Según la tabla salarial vigente del Ministerio de Educación, un docente tipo I que trabaja 40 horas semanales gana apenas Bs. 329,85 al mes, lo que equivale a unos 6,12 dólares. Incluso en el escalafón más alto, un Docente VI con jornada extendida (53,33 horas semanales) recibe Bs. 600,89, es decir, 11,15 dólares. En contraste, la canasta básica familiar supera los 490 dólares mensuales.
Con esos ingresos, comprar un kilo de queso duro llanero —que cuesta Bs. 1.300— implicaría gastar entre dos y cuatro veces el salario mensual de un maestro.
Luisa Rodríguez, docente jubilada con 28 años de servicio, cuenta que dejó las aulas para vender empanadas en su casa.
“Me cansé de elegir entre pagar el pasaje o desayunar. Ahora vendo comida para poder comprar lo que antes era parte de mi rutina: el queso llanero” indicó.
Carlos Méndez, maestro activo en una escuela de El Paso, relata su estrategia:
“Compro medio kilo cada dos semanas, y lo raciono como si fuera oro.
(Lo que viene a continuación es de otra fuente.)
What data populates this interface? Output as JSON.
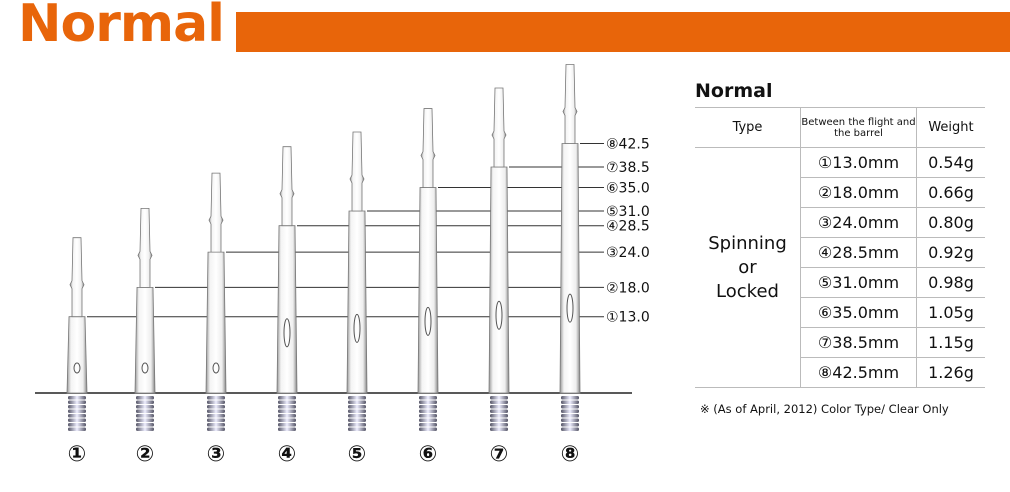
{
  "header": {
    "title": "Normal",
    "accent_color": "#e8650a"
  },
  "diagram": {
    "shafts": [
      {
        "number": "①",
        "length_label": "①13.0",
        "length_mm": 13.0
      },
      {
        "number": "②",
        "length_label": "②18.0",
        "length_mm": 18.0
      },
      {
        "number": "③",
        "length_label": "③24.0",
        "length_mm": 24.0
      },
      {
        "number": "④",
        "length_label": "④28.5",
        "length_mm": 28.5
      },
      {
        "number": "⑤",
        "length_label": "⑤31.0",
        "length_mm": 31.0
      },
      {
        "number": "⑥",
        "length_label": "⑥35.0",
        "length_mm": 35.0
      },
      {
        "number": "⑦",
        "length_label": "⑦38.5",
        "length_mm": 38.5
      },
      {
        "number": "⑧",
        "length_label": "⑧42.5",
        "length_mm": 42.5
      }
    ]
  },
  "table": {
    "title": "Normal",
    "headers": {
      "type": "Type",
      "length": "Between the flight and the barrel",
      "weight": "Weight"
    },
    "type_lines": [
      "Spinning",
      "or",
      "Locked"
    ],
    "rows": [
      {
        "length": "①13.0mm",
        "weight": "0.54g"
      },
      {
        "length": "②18.0mm",
        "weight": "0.66g"
      },
      {
        "length": "③24.0mm",
        "weight": "0.80g"
      },
      {
        "length": "④28.5mm",
        "weight": "0.92g"
      },
      {
        "length": "⑤31.0mm",
        "weight": "0.98g"
      },
      {
        "length": "⑥35.0mm",
        "weight": "1.05g"
      },
      {
        "length": "⑦38.5mm",
        "weight": "1.15g"
      },
      {
        "length": "⑧42.5mm",
        "weight": "1.26g"
      }
    ],
    "note": "※ (As of April, 2012) Color Type/ Clear Only"
  }
}
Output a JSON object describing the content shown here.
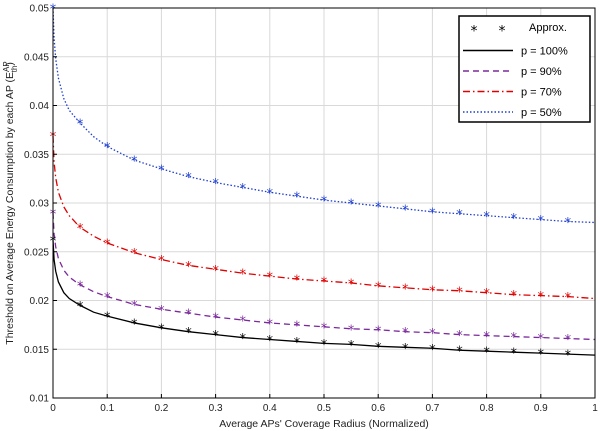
{
  "chart_data": {
    "type": "line",
    "xlabel": "Average APs' Coverage Radius (Normalized)",
    "ylabel_main": "Threshold on Average Energy Consumption by each AP (E",
    "ylabel_sup": "AP",
    "ylabel_sub": "th",
    "ylabel_close": ")",
    "xlim": [
      0,
      1
    ],
    "ylim": [
      0.01,
      0.05
    ],
    "xticks": [
      0,
      0.1,
      0.2,
      0.3,
      0.4,
      0.5,
      0.6,
      0.7,
      0.8,
      0.9,
      1
    ],
    "xtick_labels": [
      "0",
      "0.1",
      "0.2",
      "0.3",
      "0.4",
      "0.5",
      "0.6",
      "0.7",
      "0.8",
      "0.9",
      "1"
    ],
    "yticks": [
      0.01,
      0.015,
      0.02,
      0.025,
      0.03,
      0.035,
      0.04,
      0.045,
      0.05
    ],
    "ytick_labels": [
      "0.01",
      "0.015",
      "0.02",
      "0.025",
      "0.03",
      "0.035",
      "0.04",
      "0.045",
      "0.05"
    ],
    "grid": true,
    "legend_position": "top-right",
    "approx_legend": {
      "label": "Approx.",
      "marker": "*",
      "color": "#000000"
    },
    "approx_x": [
      0,
      0.05,
      0.1,
      0.15,
      0.2,
      0.25,
      0.3,
      0.35,
      0.4,
      0.45,
      0.5,
      0.55,
      0.6,
      0.65,
      0.7,
      0.75,
      0.8,
      0.85,
      0.9,
      0.95
    ],
    "series": [
      {
        "name": "p = 100%",
        "color": "#000000",
        "dash": "solid",
        "x": [
          0,
          0.002,
          0.005,
          0.01,
          0.02,
          0.03,
          0.05,
          0.075,
          0.1,
          0.15,
          0.2,
          0.25,
          0.3,
          0.35,
          0.4,
          0.45,
          0.5,
          0.55,
          0.6,
          0.65,
          0.7,
          0.75,
          0.8,
          0.85,
          0.9,
          0.95,
          1.0
        ],
        "y": [
          0.0262,
          0.0242,
          0.023,
          0.0219,
          0.0208,
          0.0202,
          0.0195,
          0.0188,
          0.0184,
          0.0177,
          0.0172,
          0.0168,
          0.0165,
          0.0162,
          0.016,
          0.0158,
          0.0156,
          0.0155,
          0.0153,
          0.0152,
          0.0151,
          0.0149,
          0.0148,
          0.0147,
          0.0146,
          0.0145,
          0.0144
        ],
        "approx_y": [
          0.0262,
          0.0195,
          0.0184,
          0.0177,
          0.0172,
          0.0168,
          0.0165,
          0.0162,
          0.016,
          0.0158,
          0.0156,
          0.0155,
          0.0153,
          0.0152,
          0.0151,
          0.0149,
          0.0148,
          0.0147,
          0.0146,
          0.0145
        ]
      },
      {
        "name": "p = 90%",
        "color": "#7b2a9c",
        "dash": "dashed",
        "x": [
          0,
          0.002,
          0.005,
          0.01,
          0.02,
          0.03,
          0.05,
          0.075,
          0.1,
          0.15,
          0.2,
          0.25,
          0.3,
          0.35,
          0.4,
          0.45,
          0.5,
          0.55,
          0.6,
          0.65,
          0.7,
          0.75,
          0.8,
          0.85,
          0.9,
          0.95,
          1.0
        ],
        "y": [
          0.029,
          0.0268,
          0.0255,
          0.0243,
          0.0231,
          0.0224,
          0.0216,
          0.0209,
          0.0204,
          0.0196,
          0.0191,
          0.0187,
          0.0183,
          0.018,
          0.0177,
          0.0175,
          0.0173,
          0.0171,
          0.017,
          0.0168,
          0.0167,
          0.0165,
          0.0164,
          0.0163,
          0.0162,
          0.0161,
          0.016
        ],
        "approx_y": [
          0.029,
          0.0216,
          0.0204,
          0.0196,
          0.0191,
          0.0187,
          0.0183,
          0.018,
          0.0177,
          0.0175,
          0.0173,
          0.0171,
          0.017,
          0.0168,
          0.0167,
          0.0165,
          0.0164,
          0.0163,
          0.0162,
          0.0161
        ]
      },
      {
        "name": "p = 70%",
        "color": "#e00000",
        "dash": "dashdot",
        "x": [
          0,
          0.002,
          0.005,
          0.01,
          0.02,
          0.03,
          0.05,
          0.075,
          0.1,
          0.15,
          0.2,
          0.25,
          0.3,
          0.35,
          0.4,
          0.45,
          0.5,
          0.55,
          0.6,
          0.65,
          0.7,
          0.75,
          0.8,
          0.85,
          0.9,
          0.95,
          1.0
        ],
        "y": [
          0.0369,
          0.0342,
          0.0326,
          0.0311,
          0.0296,
          0.0287,
          0.0275,
          0.0266,
          0.0259,
          0.0249,
          0.0242,
          0.0236,
          0.0232,
          0.0228,
          0.0225,
          0.0222,
          0.022,
          0.0218,
          0.0215,
          0.0213,
          0.0211,
          0.021,
          0.0208,
          0.0206,
          0.0205,
          0.0204,
          0.0202
        ],
        "approx_y": [
          0.0369,
          0.0275,
          0.0259,
          0.0249,
          0.0242,
          0.0236,
          0.0232,
          0.0228,
          0.0225,
          0.0222,
          0.022,
          0.0218,
          0.0215,
          0.0213,
          0.0211,
          0.021,
          0.0208,
          0.0206,
          0.0205,
          0.0204
        ]
      },
      {
        "name": "p = 50%",
        "color": "#1f3fd0",
        "dash": "dotted",
        "x": [
          0,
          0.002,
          0.005,
          0.01,
          0.02,
          0.03,
          0.05,
          0.075,
          0.1,
          0.15,
          0.2,
          0.25,
          0.3,
          0.35,
          0.4,
          0.45,
          0.5,
          0.55,
          0.6,
          0.65,
          0.7,
          0.75,
          0.8,
          0.85,
          0.9,
          0.95,
          1.0
        ],
        "y": [
          0.05,
          0.0469,
          0.0448,
          0.0428,
          0.0407,
          0.0395,
          0.0382,
          0.0368,
          0.0358,
          0.0344,
          0.0335,
          0.0327,
          0.0321,
          0.0316,
          0.0311,
          0.0307,
          0.0303,
          0.03,
          0.0297,
          0.0294,
          0.0291,
          0.0289,
          0.0287,
          0.0285,
          0.0283,
          0.0281,
          0.028
        ],
        "approx_y": [
          0.05,
          0.0382,
          0.0358,
          0.0344,
          0.0335,
          0.0327,
          0.0321,
          0.0316,
          0.0311,
          0.0307,
          0.0303,
          0.03,
          0.0297,
          0.0294,
          0.0291,
          0.0289,
          0.0287,
          0.0285,
          0.0283,
          0.0281
        ]
      }
    ]
  }
}
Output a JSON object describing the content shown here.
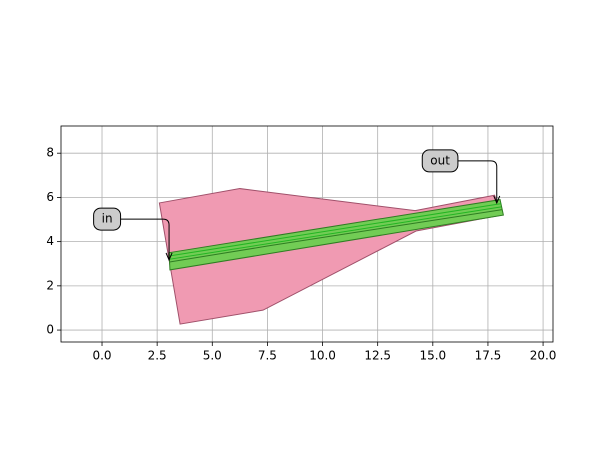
{
  "chart_data": {
    "type": "polygon",
    "xlim": [
      -1.86,
      20.45
    ],
    "ylim": [
      -0.54,
      9.23
    ],
    "xticks": [
      {
        "value": 0,
        "label": "0.0"
      },
      {
        "value": 2.5,
        "label": "2.5"
      },
      {
        "value": 5,
        "label": "5.0"
      },
      {
        "value": 7.5,
        "label": "7.5"
      },
      {
        "value": 10,
        "label": "10.0"
      },
      {
        "value": 12.5,
        "label": "12.5"
      },
      {
        "value": 15,
        "label": "15.0"
      },
      {
        "value": 17.5,
        "label": "17.5"
      },
      {
        "value": 20,
        "label": "20.0"
      }
    ],
    "yticks": [
      0,
      2,
      4,
      6,
      8
    ],
    "grid": true,
    "shapes": [
      {
        "color": "#f09ab2",
        "edgecolor": "#a0506a",
        "x": [
          2.6,
          6.25,
          14.2,
          17.8,
          18.1,
          14.24,
          7.3,
          3.54
        ],
        "y": [
          5.75,
          6.4,
          5.4,
          6.1,
          5.2,
          4.48,
          0.9,
          0.27
        ]
      },
      {
        "color": "#72cc55",
        "edgecolor": "#2e7d22",
        "x": [
          3.04,
          18.05,
          18.2,
          3.08
        ],
        "y": [
          3.5,
          5.9,
          5.2,
          2.72
        ]
      }
    ],
    "lines": [
      {
        "color": "#22b522",
        "x": [
          3.04,
          18.1
        ],
        "y": [
          3.35,
          5.72
        ]
      },
      {
        "color": "#22b522",
        "x": [
          3.04,
          18.1
        ],
        "y": [
          3.2,
          5.57
        ]
      },
      {
        "color": "#2e7d22",
        "x": [
          3.06,
          7.5,
          18.15
        ],
        "y": [
          3.08,
          3.8,
          5.45
        ]
      }
    ],
    "annotations": [
      {
        "text": "in",
        "xytext": [
          0.23,
          5.02
        ],
        "xy": [
          3.04,
          3.17
        ]
      },
      {
        "text": "out",
        "xytext": [
          15.33,
          7.65
        ],
        "xy": [
          17.9,
          5.75
        ]
      }
    ]
  }
}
A veces lo cambio por clases particulares. El queso se volvió moneda de trueque.”
María Fernanda, docente de primaria en San Pedro, lo resume con crudeza: “Si quiero queso, tengo que dejar de comprar jabón o papel higiénico. Así de simple.”
Educación en crisis
La precariedad salarial ha provocado una fuga masiva de docentes. Según la Federación Venezolana de Maestros, más del 40% ha abandonado las aulas.
Muchos migran, otros se reinventan como emprendedores informales. La educación pública se sostiene con vocación, pero cada vez con menos manos.